Gli uomini delle forze dell’ordine hanno eseguito nella mattinata di oggi l’ordinanza di custodia cautelare e sequestro preventivo emessa dal G.I.P. presso il Tribunale di Roma su richiesta della locale Direzione Distrettuale Antimafia, nei confronti di 27 persone di cui 14 in carcere e 13 agli arresti domiciliari per reati di traffico illecito di rifiuti, riciclaggio e autoriciclaggio.

“Un plauso ai caschi bianchi romani che questa notte, in sinergia con altre forze dell’ordine hanno inferto un durissimo colpo alle mafie ambientali legate al mondo dei nomadi eseguendo 27 arresti tra i campi di via di salone, via salviati e cisterna di latina. – Commenta il coordinatore dell’Ugl della polizia Locale di Roma, Marco Milani – Le misure, disposte dalla Direzione Distrettuale Antimafia, – prosegue Milani – sono giunte a conclusione di complesse indagini, condotte con l’ausilio della più sofisticata tecnologia, cui il Corpo di Polizia Locale di Roma Capitale, ha partecipato sin dal primo momento.
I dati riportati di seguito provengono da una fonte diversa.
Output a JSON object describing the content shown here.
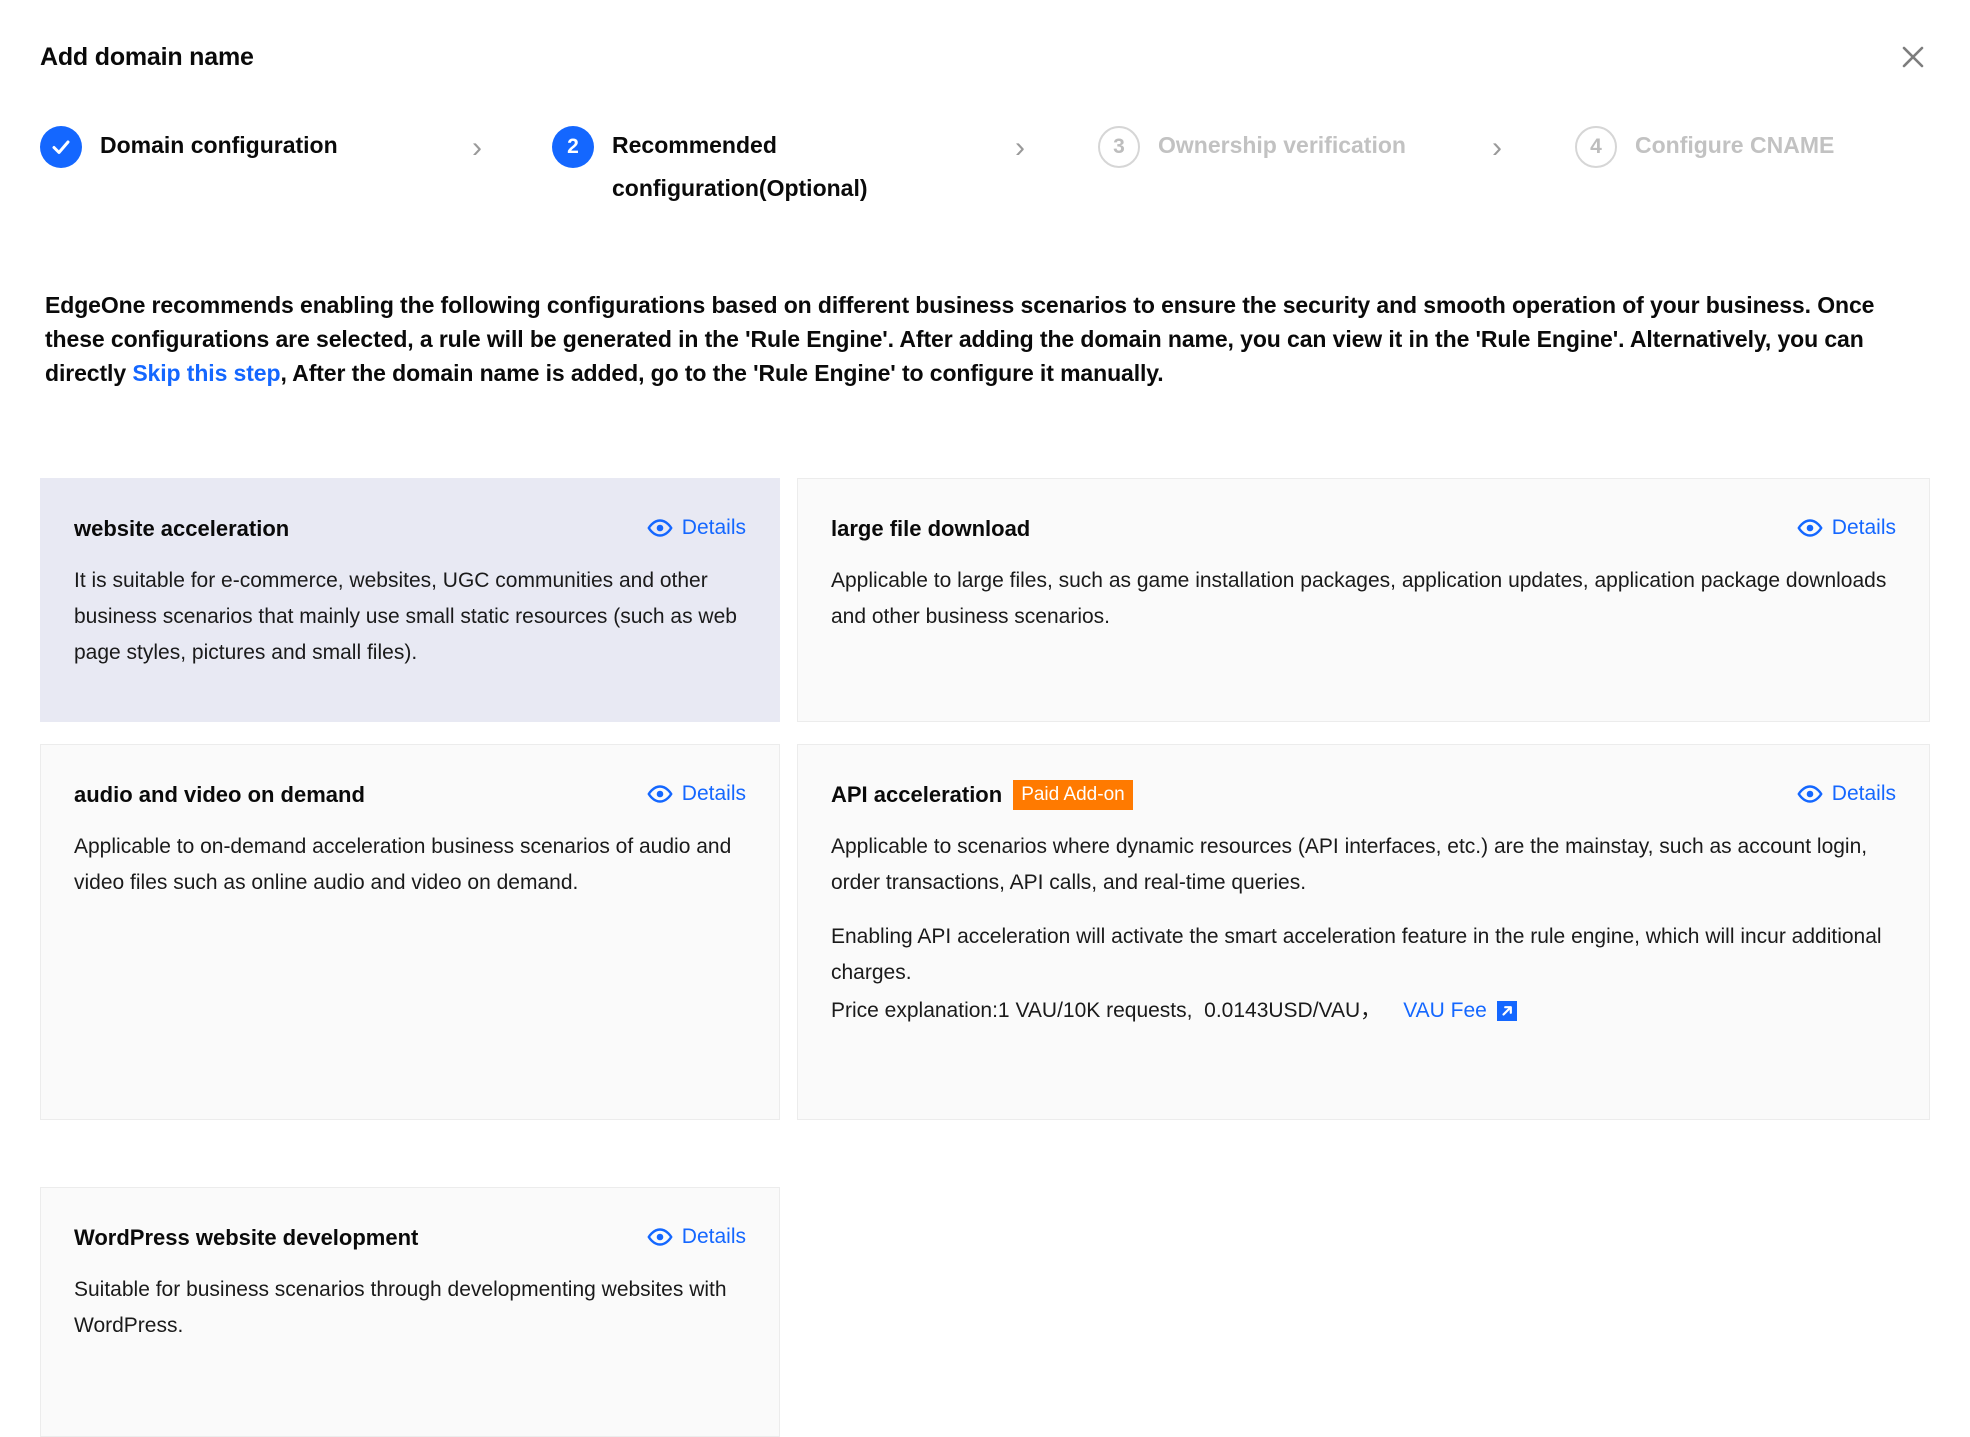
{
  "header": {
    "title": "Add domain name",
    "close_icon": "close-icon"
  },
  "stepper": {
    "steps": [
      {
        "number": "1",
        "state": "done",
        "marker": "✓",
        "label": "Domain configuration"
      },
      {
        "number": "2",
        "state": "active",
        "marker": "2",
        "label": "Recommended configuration(Optional)"
      },
      {
        "number": "3",
        "state": "todo",
        "marker": "3",
        "label": "Ownership verification"
      },
      {
        "number": "4",
        "state": "todo",
        "marker": "4",
        "label": "Configure CNAME"
      }
    ],
    "separator": "›"
  },
  "intro": {
    "part1": "EdgeOne recommends enabling the following configurations based on different business scenarios to ensure the security and smooth operation of your business. Once these configurations are selected, a rule will be generated in the 'Rule Engine'. After adding the domain name, you can view it in the 'Rule Engine'. Alternatively, you can directly ",
    "link": "Skip this step",
    "part2": ", After the domain name is added, go to the 'Rule Engine' to configure it manually."
  },
  "common": {
    "details_label": "Details",
    "details_icon": "eye-icon",
    "external_link_icon": "external-link-icon"
  },
  "colors": {
    "accent": "#1467ff",
    "badge_bg": "#ff7a00",
    "selected_card_bg": "#e8e9f3",
    "card_bg": "#fafafa",
    "card_border": "#ececec",
    "muted_text": "#c2c2c2"
  },
  "cards": {
    "website": {
      "title": "website acceleration",
      "selected": true,
      "desc": "It is suitable for e-commerce, websites, UGC communities and other business scenarios that mainly use small static resources (such as web page styles, pictures and small files)."
    },
    "largefile": {
      "title": "large file download",
      "selected": false,
      "desc": "Applicable to large files, such as game installation packages, application updates, application package downloads and other business scenarios."
    },
    "av": {
      "title": "audio and video on demand",
      "selected": false,
      "desc": "Applicable to on-demand acceleration business scenarios of audio and video files such as online audio and video on demand."
    },
    "api": {
      "title": "API acceleration",
      "badge": "Paid Add-on",
      "selected": false,
      "desc1": "Applicable to scenarios where dynamic resources (API interfaces, etc.) are the mainstay, such as account login, order transactions, API calls, and real-time queries.",
      "desc2": "Enabling API acceleration will activate the smart acceleration feature in the rule engine, which will incur additional charges.",
      "price_text": "Price explanation:1 VAU/10K requests,  0.0143USD/VAU，",
      "price_link": "VAU Fee"
    },
    "wordpress": {
      "title": "WordPress website development",
      "selected": false,
      "desc": "Suitable for business scenarios through developmenting websites with WordPress."
    }
  }
}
Attivitá come queste, unite allo straordinario apporto circa la presenza sul territorio e la capacita di controllo dello stesso, ampiamente evidenziate in questi mesi di emergenza Covid 19, dimostrano ancora una volta la necessità di una legge di riforma, che equipari la categoria alle altre forze dell’ordine, valorizzando le potenzialità degli oltre 60.000 Poliziotti Locali d’ Italia, a beneficio della sicurezza dei cittadini”.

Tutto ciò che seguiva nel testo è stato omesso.